Erfolgreiche Europameisterschaft
Sara Baradaran war als jüngstes Kadermitglied zur Teilnahme an der Karate-Europameisterschaft der Japan Karate Association JKA in Bochum nominiert worden. Tatsächlich hat sie sich in dieser harten Umgebung gut durchgesetzt: zweimal Bronze in den beiden Disziplinen, in denen sie angetreten war: Kata-Einzel und Kata-Team, hier zusammen mit Melissa Rathmann vom Karate Dojo Ochi Troisdorf und Lena Behrman von Karate Dojo Shogun Bremen. Im Einzel platzierte sie sich mit Sochin nach den Kämpfern aus Ungarn und England, das Kata-Team schaffte es mit Bassai Dai hinter den Teams aus England bzw. Belgien. Obwohl Sara etwas enttäuscht war, ist das für solch eine anspruchsvolle Umgebung doch ein überzeugendes Ergebnis!

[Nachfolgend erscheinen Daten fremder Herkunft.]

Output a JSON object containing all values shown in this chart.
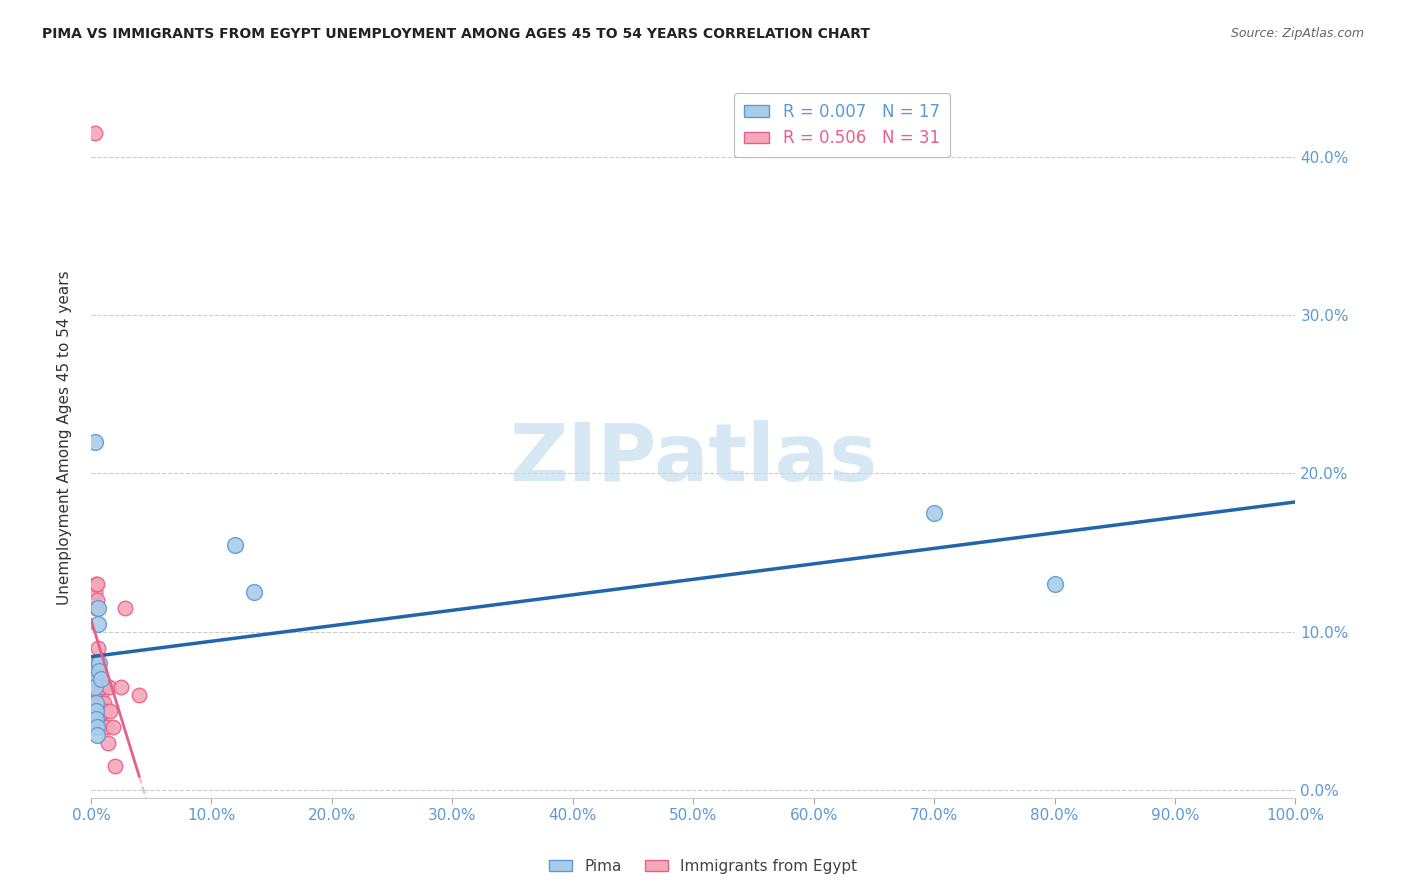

Gekämpft wurde getrennt nach Männern und Frauen in den Disziplinen Kata-Einzel, Kata-Team sowie Kumite-Einzel und Kumite-Team, jeweils Junioren und Senioren. Insgesamt war Deutschland mit Medaillen in fast allen Disziplinen das erfolgreichste Team der EM 2010. Die Kata-Teams der Frauen und der Männer Senioren sowie das Kumite-Team Junioren der Männer holten Gold, aber am häufigsten kamen die deutschen Kämpfer auf den 3. Platz oder holten in Einzelfällen Silber. Kein Erfolg hatte Deutschland in Kumite-Team der Männer Senioren und Kata-Einzel der Frauen Senioren. Immerhin kam es hier zu einem spannenden Stechen, als Italien und Schweden die gleiche Punktzahl holten. Letztendlich wurde Italien dann erster und Schweden zweiter.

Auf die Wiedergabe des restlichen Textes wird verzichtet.